The Futures Identity (FI) team, says Locker, is tasked with positioning OBIM for the future through innovation, capability advancement, strategic engagement and analysis, and architectures and standards.

“OBIM FI spans the full technology readiness level spectrum in the work that we do,” says Locker. “We can do different research, we can examine different studies. We also work with proof of concepts and prototypes for different capabilities. And we do all of this because we have a pretty large remit, which is to think about what is needed tomorrow, all the way to about 30 years from now.”

Four priority waves for now, more on the horizon

Using the metaphor of waves rocking a boat, Locker says FI has focused on four waves in the near-term: an IDENT Exchange Messaging (IXM) conformance tool, a multimodal biometric fusion algorithm, a person-centric identity concept, and OBIM Mobile.
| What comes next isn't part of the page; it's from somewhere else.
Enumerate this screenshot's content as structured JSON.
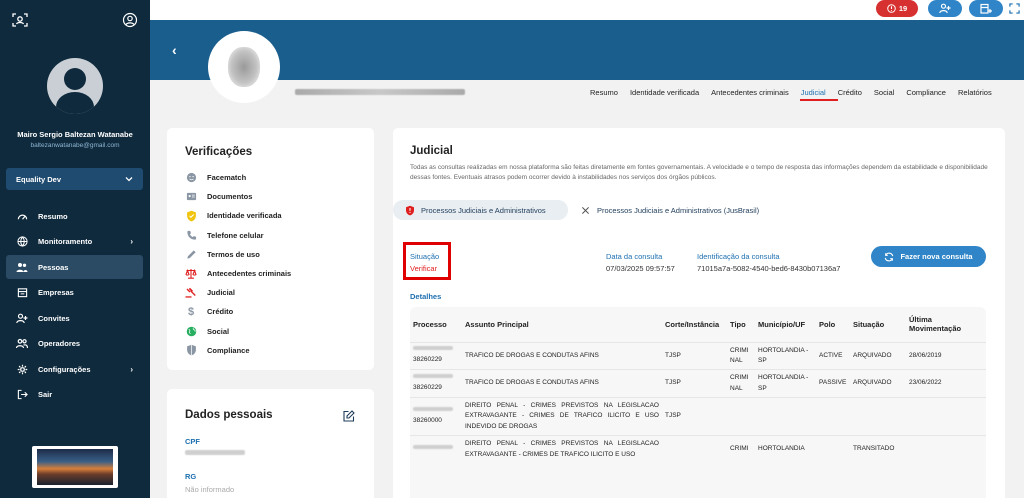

The multimodal biometric fusion algorithm is intended to enhance authentication and identification confidence and to reduce overall transaction time and cost by using different modalities together. “Our hope was we would fuse together different modalities to help improve matching accuracy results, send fewer travelers to secondary screening, and identify more criminals in the U.S. by improving match scores with these different modalities.” She calls it a vendor-agnostic, scalable and extensible micro-service.

Person-centric identity (PCI) is a search tool based on the idea that individuals are the focus of where data is stored. OBIM Mobile is an IXM conformant mobile biometric collection system based on technology developed by the Department of Defense.

FI is about futures, however, and Locker says her team has its sights set on three additional long-term concerns in biometrics: new technologies and advancements, human or behavioral factors in biometric data collection, and how to safeguard the IDENT biometric repository against advancing threats. New tech includes contactless fingerprint capture tools and craniofacial structural progression analysis that looks at how faces change in childhood or adolescence, while the behavioral angle explores improved training methods for human biometric examiners. When it comes to countering emerging threats, FI is working with the Johns Hopkins University Applied Physics Lab on PAD tech, and also engaging with international government and biometrics organizations to align on goals and principles.